O apresentador puxou o fôlego, mandou o sonoplasta abrir microfones e foi fundo. A entrevista fluiu bem, PC Farias respondeu o que lhe foi perguntado, simpático como convém a todo fugitivo.

Nem bem terminara a entrevista, o repórter Edison de Castro começa a questionar a produtora se aquele sujeito que falara em nome de PC Farias não seria um impostor. Elaine, então, se deu conta do perigo que corria. O rosto na hora virou um pimentão, o sangue subiu em segundos, o tom de voz baixou.

– Será, Edison? É a voz dele. Eu tenho certeza. Olha o sotaque alagoano!

E o Edison jogou mais lenha na fogueira:

– Ué, pode ser um outro nordestino, fazendo a voz do PC… E a essa altura a Polícia Federal deve ter monitorado toda a entrevista. Se for um impostor, vai dar um rolo danado. Não quero nem estar aqui na segunda-feira!

– Oh, Edison, não estraga, vai!

A CBN no começo, um fiasco daqueles jogaria toda a credibilidade da emissora no lixo. A temperatura subiu ao limite máximo em toda a equipe, que cumpria aquele plantão de um sábado até ali modorrento. E aí, é ou não é o PC? Elaine murchou, foi no bebedouro, pegou um copo d’água gelada. Tomou, repetiu a dose, lançou um olhar perdido para o chão. Responsável, cumpridora de horários e tarefas, exigente consigo mesma, era uma produtora tida pela equipe como das mais eficientes. Não merecia dançar por uma fatalidade daquelas.

O apresentador continuava firme, tocando a programação, mas o tom de voz já não era tão enfático, como fora na entrevista com o PC. Ele também sentiu a barra naquela dúvida. Sobraria para ele também? Claro, foi ele quem fez a entrevista. Para o ouvinte, toda a culpa era dele.

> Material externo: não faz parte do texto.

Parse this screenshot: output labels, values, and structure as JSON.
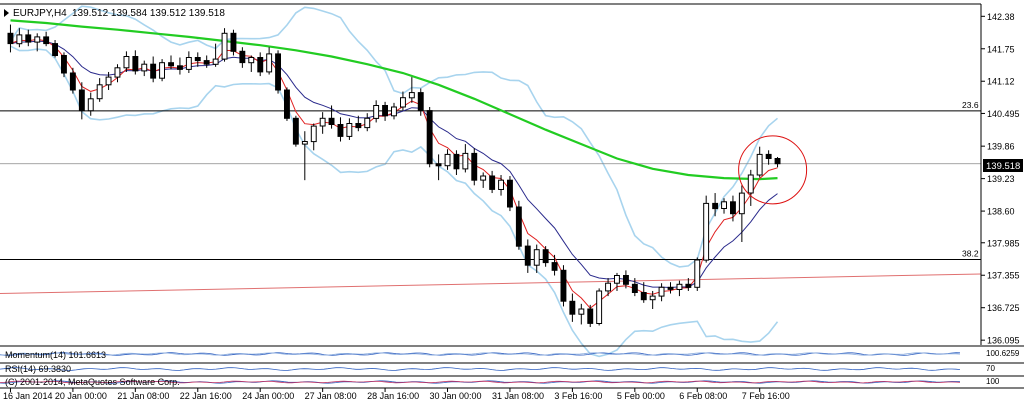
{
  "window": {
    "symbol_label": "EURJPY,H4",
    "ohlc_label": "139.512 139.584 139.512 139.518",
    "current_price_label": "139.518"
  },
  "fib_levels": [
    {
      "label": "23.6",
      "price": 140.545
    },
    {
      "label": "38.2",
      "price": 137.66
    }
  ],
  "indicators": {
    "momentum_label": "Momentum(14) 101.6613",
    "rsi_label": "RSI(14) 69.3830",
    "copyright_label": "(C) 2001-2014, MetaQuotes Software Corp.",
    "right_labels_momentum": "100.6259",
    "right_labels_rsi": "70",
    "right_labels_bottom": "100"
  },
  "colors": {
    "background": "#ffffff",
    "grid": "#c8d0d8",
    "candle": "#000000",
    "sma_long": "#22cc22",
    "ema_fast": "#e02020",
    "ema_mid": "#2a2a8c",
    "bollinger": "#a8d4ee",
    "trendline": "#e07070",
    "highlight_circle": "#dd1010",
    "price_box": "#000000"
  },
  "chart_data": {
    "type": "candlestick",
    "symbol": "EURJPY",
    "timeframe": "H4",
    "y_ticks": [
      142.38,
      141.75,
      141.12,
      140.495,
      139.86,
      139.23,
      138.6,
      137.985,
      137.355,
      136.725,
      136.095
    ],
    "y_tick_labels": [
      "142.38",
      "141.75",
      "141.12",
      "140.495",
      "139.86",
      "139.23",
      "138.60",
      "137.985",
      "137.355",
      "136.725",
      "136.095"
    ],
    "ylim": [
      136.04,
      142.58
    ],
    "x_tick_labels": [
      "16 Jan 2014",
      "20 Jan 00:00",
      "21 Jan 08:00",
      "22 Jan 16:00",
      "24 Jan 00:00",
      "27 Jan 08:00",
      "28 Jan 16:00",
      "30 Jan 00:00",
      "31 Jan 08:00",
      "3 Feb 16:00",
      "5 Feb 00:00",
      "6 Feb 08:00",
      "7 Feb 16:00"
    ],
    "candles": [
      {
        "o": 142.05,
        "h": 142.22,
        "l": 141.68,
        "c": 141.85
      },
      {
        "o": 141.85,
        "h": 142.15,
        "l": 141.78,
        "c": 142.02
      },
      {
        "o": 142.02,
        "h": 142.12,
        "l": 141.8,
        "c": 141.88
      },
      {
        "o": 141.88,
        "h": 142.05,
        "l": 141.7,
        "c": 141.98
      },
      {
        "o": 141.98,
        "h": 142.08,
        "l": 141.8,
        "c": 141.85
      },
      {
        "o": 141.85,
        "h": 141.92,
        "l": 141.58,
        "c": 141.62
      },
      {
        "o": 141.62,
        "h": 141.68,
        "l": 141.2,
        "c": 141.28
      },
      {
        "o": 141.28,
        "h": 141.38,
        "l": 140.88,
        "c": 140.95
      },
      {
        "o": 140.95,
        "h": 141.1,
        "l": 140.38,
        "c": 140.55
      },
      {
        "o": 140.55,
        "h": 140.9,
        "l": 140.45,
        "c": 140.78
      },
      {
        "o": 140.78,
        "h": 141.18,
        "l": 140.72,
        "c": 141.05
      },
      {
        "o": 141.05,
        "h": 141.3,
        "l": 140.95,
        "c": 141.2
      },
      {
        "o": 141.2,
        "h": 141.45,
        "l": 141.1,
        "c": 141.38
      },
      {
        "o": 141.38,
        "h": 141.7,
        "l": 141.3,
        "c": 141.6
      },
      {
        "o": 141.6,
        "h": 141.72,
        "l": 141.25,
        "c": 141.32
      },
      {
        "o": 141.32,
        "h": 141.52,
        "l": 141.22,
        "c": 141.45
      },
      {
        "o": 141.45,
        "h": 141.6,
        "l": 141.1,
        "c": 141.18
      },
      {
        "o": 141.18,
        "h": 141.55,
        "l": 141.12,
        "c": 141.48
      },
      {
        "o": 141.48,
        "h": 141.62,
        "l": 141.35,
        "c": 141.42
      },
      {
        "o": 141.42,
        "h": 141.58,
        "l": 141.25,
        "c": 141.35
      },
      {
        "o": 141.35,
        "h": 141.7,
        "l": 141.28,
        "c": 141.58
      },
      {
        "o": 141.58,
        "h": 141.68,
        "l": 141.4,
        "c": 141.52
      },
      {
        "o": 141.52,
        "h": 141.62,
        "l": 141.38,
        "c": 141.45
      },
      {
        "o": 141.45,
        "h": 141.85,
        "l": 141.4,
        "c": 141.55
      },
      {
        "o": 141.55,
        "h": 142.15,
        "l": 141.5,
        "c": 142.05
      },
      {
        "o": 142.05,
        "h": 142.12,
        "l": 141.62,
        "c": 141.7
      },
      {
        "o": 141.7,
        "h": 141.78,
        "l": 141.38,
        "c": 141.48
      },
      {
        "o": 141.48,
        "h": 141.62,
        "l": 141.3,
        "c": 141.58
      },
      {
        "o": 141.58,
        "h": 141.68,
        "l": 141.22,
        "c": 141.3
      },
      {
        "o": 141.3,
        "h": 141.78,
        "l": 141.25,
        "c": 141.65
      },
      {
        "o": 141.65,
        "h": 141.72,
        "l": 140.88,
        "c": 140.95
      },
      {
        "o": 140.95,
        "h": 141.0,
        "l": 140.35,
        "c": 140.4
      },
      {
        "o": 140.4,
        "h": 140.45,
        "l": 139.85,
        "c": 139.9
      },
      {
        "o": 139.9,
        "h": 140.15,
        "l": 139.2,
        "c": 139.95
      },
      {
        "o": 139.95,
        "h": 140.3,
        "l": 139.78,
        "c": 140.25
      },
      {
        "o": 140.25,
        "h": 140.52,
        "l": 140.1,
        "c": 140.4
      },
      {
        "o": 140.4,
        "h": 140.65,
        "l": 140.2,
        "c": 140.28
      },
      {
        "o": 140.28,
        "h": 140.42,
        "l": 139.95,
        "c": 140.05
      },
      {
        "o": 140.05,
        "h": 140.4,
        "l": 139.98,
        "c": 140.3
      },
      {
        "o": 140.3,
        "h": 140.45,
        "l": 140.15,
        "c": 140.22
      },
      {
        "o": 140.22,
        "h": 140.5,
        "l": 140.15,
        "c": 140.4
      },
      {
        "o": 140.4,
        "h": 140.75,
        "l": 140.32,
        "c": 140.65
      },
      {
        "o": 140.65,
        "h": 140.72,
        "l": 140.35,
        "c": 140.45
      },
      {
        "o": 140.45,
        "h": 140.7,
        "l": 140.38,
        "c": 140.62
      },
      {
        "o": 140.62,
        "h": 140.92,
        "l": 140.55,
        "c": 140.8
      },
      {
        "o": 140.8,
        "h": 141.2,
        "l": 140.7,
        "c": 140.9
      },
      {
        "o": 140.9,
        "h": 140.98,
        "l": 140.45,
        "c": 140.55
      },
      {
        "o": 140.55,
        "h": 140.62,
        "l": 139.45,
        "c": 139.52
      },
      {
        "o": 139.52,
        "h": 139.7,
        "l": 139.2,
        "c": 139.48
      },
      {
        "o": 139.48,
        "h": 139.8,
        "l": 139.4,
        "c": 139.7
      },
      {
        "o": 139.7,
        "h": 139.78,
        "l": 139.3,
        "c": 139.42
      },
      {
        "o": 139.42,
        "h": 139.9,
        "l": 139.35,
        "c": 139.72
      },
      {
        "o": 139.72,
        "h": 139.82,
        "l": 139.1,
        "c": 139.2
      },
      {
        "o": 139.2,
        "h": 139.35,
        "l": 139.05,
        "c": 139.28
      },
      {
        "o": 139.28,
        "h": 139.38,
        "l": 138.95,
        "c": 139.02
      },
      {
        "o": 139.02,
        "h": 139.3,
        "l": 138.9,
        "c": 139.2
      },
      {
        "o": 139.2,
        "h": 139.28,
        "l": 138.6,
        "c": 138.68
      },
      {
        "o": 138.68,
        "h": 138.8,
        "l": 137.85,
        "c": 137.92
      },
      {
        "o": 137.92,
        "h": 138.05,
        "l": 137.4,
        "c": 137.55
      },
      {
        "o": 137.55,
        "h": 137.95,
        "l": 137.4,
        "c": 137.85
      },
      {
        "o": 137.85,
        "h": 137.92,
        "l": 137.52,
        "c": 137.6
      },
      {
        "o": 137.6,
        "h": 137.75,
        "l": 137.35,
        "c": 137.45
      },
      {
        "o": 137.45,
        "h": 137.55,
        "l": 136.75,
        "c": 136.85
      },
      {
        "o": 136.85,
        "h": 137.0,
        "l": 136.45,
        "c": 136.6
      },
      {
        "o": 136.6,
        "h": 136.8,
        "l": 136.4,
        "c": 136.7
      },
      {
        "o": 136.7,
        "h": 136.78,
        "l": 136.35,
        "c": 136.42
      },
      {
        "o": 136.42,
        "h": 137.1,
        "l": 136.38,
        "c": 137.05
      },
      {
        "o": 137.05,
        "h": 137.3,
        "l": 136.95,
        "c": 137.2
      },
      {
        "o": 137.2,
        "h": 137.4,
        "l": 137.05,
        "c": 137.35
      },
      {
        "o": 137.35,
        "h": 137.45,
        "l": 137.1,
        "c": 137.18
      },
      {
        "o": 137.18,
        "h": 137.3,
        "l": 136.95,
        "c": 137.02
      },
      {
        "o": 137.02,
        "h": 137.22,
        "l": 136.82,
        "c": 136.88
      },
      {
        "o": 136.88,
        "h": 137.05,
        "l": 136.7,
        "c": 136.95
      },
      {
        "o": 136.95,
        "h": 137.2,
        "l": 136.85,
        "c": 137.12
      },
      {
        "o": 137.12,
        "h": 137.22,
        "l": 137.0,
        "c": 137.08
      },
      {
        "o": 137.08,
        "h": 137.25,
        "l": 136.95,
        "c": 137.18
      },
      {
        "o": 137.18,
        "h": 137.3,
        "l": 137.05,
        "c": 137.12
      },
      {
        "o": 137.12,
        "h": 137.7,
        "l": 137.05,
        "c": 137.65
      },
      {
        "o": 137.65,
        "h": 138.9,
        "l": 137.6,
        "c": 138.75
      },
      {
        "o": 138.75,
        "h": 138.95,
        "l": 138.5,
        "c": 138.65
      },
      {
        "o": 138.65,
        "h": 138.85,
        "l": 138.55,
        "c": 138.78
      },
      {
        "o": 138.78,
        "h": 138.9,
        "l": 138.4,
        "c": 138.55
      },
      {
        "o": 138.55,
        "h": 139.1,
        "l": 138.0,
        "c": 138.95
      },
      {
        "o": 138.95,
        "h": 139.4,
        "l": 138.7,
        "c": 139.3
      },
      {
        "o": 139.3,
        "h": 139.85,
        "l": 139.25,
        "c": 139.7
      },
      {
        "o": 139.7,
        "h": 139.78,
        "l": 139.5,
        "c": 139.62
      },
      {
        "o": 139.62,
        "h": 139.65,
        "l": 139.45,
        "c": 139.52
      }
    ],
    "sma_long": [
      142.3,
      142.25,
      142.18,
      142.12,
      142.05,
      141.98,
      141.9,
      141.82,
      141.72,
      141.6,
      141.45,
      141.28,
      141.05,
      140.78,
      140.48,
      140.18,
      139.9,
      139.62,
      139.42,
      139.3,
      139.24,
      139.22,
      139.24,
      139.24
    ],
    "sma_long_step_x": 4
  }
}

Não havia, ainda, internet naquele começo de anos 90. Só no dia seguinte é que se saberia o resultado daquela iniciativa, quando os jornais chegariam às bancas. Claro, Folha, Estadão, Veja, iam repercutir aquela entrevista que todos perseguiam e que fora dada à novata CBN.

Batata! No domingo a edição de Veja trouxe trechos da conversa, dando como verdadeira a entrevista, com repercussões entre pessoas que tinham ligação com a busca do fugitivo e também com a defesa dele. Na CBN, o domingão foi de comemoração pura, com direito a repeteco da gravação e também repercussão.

A Rainha

 Charge para o Jornalistas & Cia

A Rainha

A história dessa semana é narrada por Antonio Epifânio Moura Reis que relembra a visita oficial da Rainha Elizabeth II ao Brasil na época da ditadura, em  1968.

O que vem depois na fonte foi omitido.